Question: I have been really depressed over the last few years of my life. I have always had a somewhat sad disposition, but it has never been this bad before. I've been in several relationships with people who cheated on me and about a year ago I found out my longtime friend was sleeping with the man I loved. I haven't quite recovered since then. What makes it worse is that many of my other "friends" kept the secret for her. I feel so angry and betrayed. I really don't feel like I can trust anyone and have isolated myself. I pray for the ability to forgive them everyday and sometimes I think I have, but I really feel crippled in life. I feel so hurt and unworthy. I try my best to be a good person and a good friend, but it never fails that I get trampled on. I have no one to talk to and I feel like nobody really cares about me. Everyday I think about committing suicide and each day becomes a little harder to live, a little harder to get up and keep going. Somebody help me please


Answers: I have been really depressed over the last few years of my life. I have always had a somewhat sad disposition, but it has never been this bad before. I've been in several relationships with people who cheated on me and about a year ago I found out my longtime friend was sleeping with the man I loved. I haven't quite recovered since then. What makes it worse is that many of my other "friends" kept the secret for her. I feel so angry and betrayed. I really don't feel like I can trust anyone and have isolated myself. I pray for the ability to forgive them everyday and sometimes I think I have, but I really feel crippled in life. I feel so hurt and unworthy. I try my best to be a good person and a good friend, but it never fails that I get trampled on. I have no one to talk to and I feel like nobody really cares about me. Everyday I think about committing suicide and each day becomes a little harder to live, a little harder to get up and keep going. Somebody help me please

Oh, man. So sorry. There's nothing worse than being truly depressed, completely hopeless, and feeling like you're just sinking more into isolation and hopelessness. I think at this point, the little things are going to count to help you out of this, and more importantly, WANT to get out of this.
You need to realize the thoughts that are going through your head, and the words you are saying to yourself. Really be aware of yourself, and be aware of the actions you are doing. You need to keep on saying that you are going to get out of this, that you CAN, and will. believe you will. imagine the kind of life you want, and know you will have that. make small goals, that you can do now. go outside more, even if only for a few minutes in the morning. try doing a positive thing for yourself (start excercising, stop smoking, eating better etc), to make you realize you're worth living, that you are worth something. see a therapist, you need to talk this out, and have someone to help you see clearly (depression breeds distortion). Also, to help you pick men better. Were your parents unfaithful? Your father, perhaps? You're probably attracted to men who cheat on you, and don't make you feel very good, right? If you meet another man you feel absolutely crazy/lustful about, you can probably trust that he's not a good man for you. find men who are healthy, and can accept intimacy/commitment, and who will nurture you, physically, verbally, emotionally, etc.
Think about a life where you have new people - friends who care about you, a non-abusive lover, a contented life doing the things you want to do. good luck.

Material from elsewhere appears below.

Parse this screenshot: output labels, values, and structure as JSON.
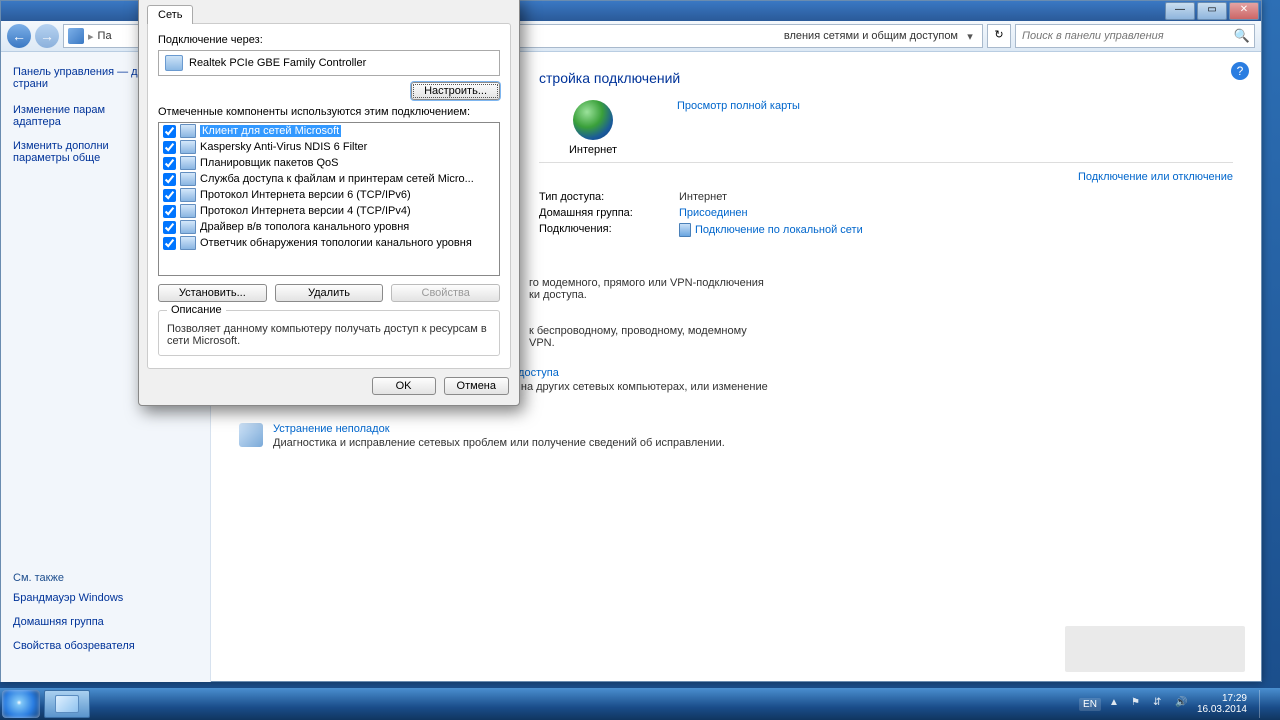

some people are cruel. we try to trust people and then we get screwed. and everytime we get screwed it gets harder and harder. if you want to talk i'm on aim now. my screename is TheBTPYoda

depression can take over your life very easily but you have goals and dreams that you need to go for as far as your friends go we all make mistakes and you cant always take them back you need to get out and do things you enjoy life is short to short and you need to think of the good not the negative and you probley schould see a therapist where suicide is in your mind but thats not the way to go because there is someone waiting for your help and understanding there is a reason your here your personal life will get better seek the help

I am in the same position 4 sure. Add me to your friends and maybe we can chat sometime. I can relate a lot!